In the world of data analysis and manipulation, filtering data is a fundamental operation. Whether you're a beginner or an experienced SQL user, understanding how to efficiently filter data can significantly enhance your analytical capabilities. In this comprehensive guide, we'll delve into the intricacies of data filtering using the WHERE statement in BigQuery. From basic filtering to advanced techniques, we'll cover everything you need to know to master data filtering in BigQuery.

What will you Learn:

  • Understand the significance of the WHERE statement in BigQuery SQL queries.
  • Learn how to filter data based on specific criteria using conditions like greater than, equal to, and IN.
  • Gain insights into filtering techniques for textual data such as names and numerical data like dates and quantities.
  • Discover advanced filtering methods and best practices to streamline data analysis and manipulation.
  • Acquire practical skills to enhance data management and analysis tasks within BigQuery, empowering you to extract meaningful insights efficiently.

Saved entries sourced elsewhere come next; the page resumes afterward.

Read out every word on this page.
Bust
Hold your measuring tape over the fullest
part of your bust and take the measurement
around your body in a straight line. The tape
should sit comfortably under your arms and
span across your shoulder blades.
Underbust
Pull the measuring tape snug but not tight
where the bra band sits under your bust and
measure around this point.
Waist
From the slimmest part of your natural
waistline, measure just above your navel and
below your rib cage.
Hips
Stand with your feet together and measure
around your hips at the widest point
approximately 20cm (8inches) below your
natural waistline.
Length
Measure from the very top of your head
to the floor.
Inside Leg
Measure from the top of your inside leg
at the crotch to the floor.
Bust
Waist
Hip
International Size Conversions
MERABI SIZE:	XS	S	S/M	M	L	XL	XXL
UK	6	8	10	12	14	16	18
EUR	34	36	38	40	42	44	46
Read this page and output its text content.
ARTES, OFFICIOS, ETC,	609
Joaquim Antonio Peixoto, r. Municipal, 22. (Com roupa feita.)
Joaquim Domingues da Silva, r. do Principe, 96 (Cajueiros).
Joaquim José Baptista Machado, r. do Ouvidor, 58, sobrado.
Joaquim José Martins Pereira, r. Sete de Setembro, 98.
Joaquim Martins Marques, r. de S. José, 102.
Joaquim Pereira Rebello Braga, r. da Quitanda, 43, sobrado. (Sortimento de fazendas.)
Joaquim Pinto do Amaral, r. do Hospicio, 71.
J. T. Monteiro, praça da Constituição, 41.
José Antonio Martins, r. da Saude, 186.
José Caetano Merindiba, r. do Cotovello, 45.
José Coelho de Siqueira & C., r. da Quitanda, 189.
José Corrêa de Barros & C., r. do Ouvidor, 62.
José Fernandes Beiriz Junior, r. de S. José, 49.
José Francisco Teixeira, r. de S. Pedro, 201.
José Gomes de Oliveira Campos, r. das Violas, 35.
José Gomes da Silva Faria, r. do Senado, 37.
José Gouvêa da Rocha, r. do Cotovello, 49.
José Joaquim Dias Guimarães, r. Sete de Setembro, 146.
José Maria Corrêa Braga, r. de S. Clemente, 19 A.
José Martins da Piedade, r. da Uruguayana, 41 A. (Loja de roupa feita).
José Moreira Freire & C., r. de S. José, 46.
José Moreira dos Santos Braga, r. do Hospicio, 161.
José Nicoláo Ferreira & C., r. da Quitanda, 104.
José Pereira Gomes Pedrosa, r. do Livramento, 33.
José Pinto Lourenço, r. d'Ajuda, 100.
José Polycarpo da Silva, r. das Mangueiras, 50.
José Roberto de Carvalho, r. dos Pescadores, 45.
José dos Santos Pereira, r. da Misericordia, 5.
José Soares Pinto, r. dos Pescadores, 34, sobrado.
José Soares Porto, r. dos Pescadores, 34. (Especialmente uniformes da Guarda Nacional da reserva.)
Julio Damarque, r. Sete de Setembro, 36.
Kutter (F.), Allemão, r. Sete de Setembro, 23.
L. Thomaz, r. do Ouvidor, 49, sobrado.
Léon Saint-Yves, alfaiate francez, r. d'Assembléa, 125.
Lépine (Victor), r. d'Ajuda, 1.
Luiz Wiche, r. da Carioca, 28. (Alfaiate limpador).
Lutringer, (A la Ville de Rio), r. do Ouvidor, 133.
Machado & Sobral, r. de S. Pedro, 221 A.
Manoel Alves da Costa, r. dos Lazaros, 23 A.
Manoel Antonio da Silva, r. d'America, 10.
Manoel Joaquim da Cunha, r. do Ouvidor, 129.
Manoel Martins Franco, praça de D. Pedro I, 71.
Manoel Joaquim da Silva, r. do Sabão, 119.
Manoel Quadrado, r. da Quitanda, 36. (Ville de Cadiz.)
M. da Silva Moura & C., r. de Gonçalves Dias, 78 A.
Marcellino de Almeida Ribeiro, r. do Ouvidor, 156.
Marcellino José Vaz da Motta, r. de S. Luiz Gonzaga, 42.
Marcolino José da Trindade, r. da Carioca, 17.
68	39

Understanding the WHERE Statement


The WHERE statement in SQL, including BigQuery, allows you to filter rows based on specified conditions. It serves as a powerful tool for extracting relevant data from large datasets.
Let's explore some example statements to illustrate its usage:
Please check Chapter One to see details about the dataset used in these examples.
First, let's run an example statement without WHERE statement.

SELECT name, capacity
FROM `bigquery-public-data.san_francisco_bikeshare.bikeshare_station_info`


The result will display a list of different station names and their corresponding capacities. Additionally, the total number of rows is 472.


Now, let's add the WHERE clause as capacity > 15

SELECT name, capacity
FROM `bigquery-public-data.san_francisco_bikeshare.bikeshare_station_info`
WHERE capacity > 15


In this example, we filter rows where the capacity is greater than 15. As a result, only stations with a capacity greater than 15 are displayed. The number of rows has decreased, with a total of 390 rows remaining.


2. Filtering by String values

Let's filter our table, where station name = 'Otis St at Brady St'

SELECT name, capacity
FROM `bigquery-public-data.san_francisco_bikeshare.bikeshare_station_info`
WHERE name = 'Otis St at Brady St'


This result will show table with rows based on the station name 'Otis St at Brady St'

Note:
When adding a string WHERE condition, ensure to enclose the value with single quotes, and remember that values are case-sensitive.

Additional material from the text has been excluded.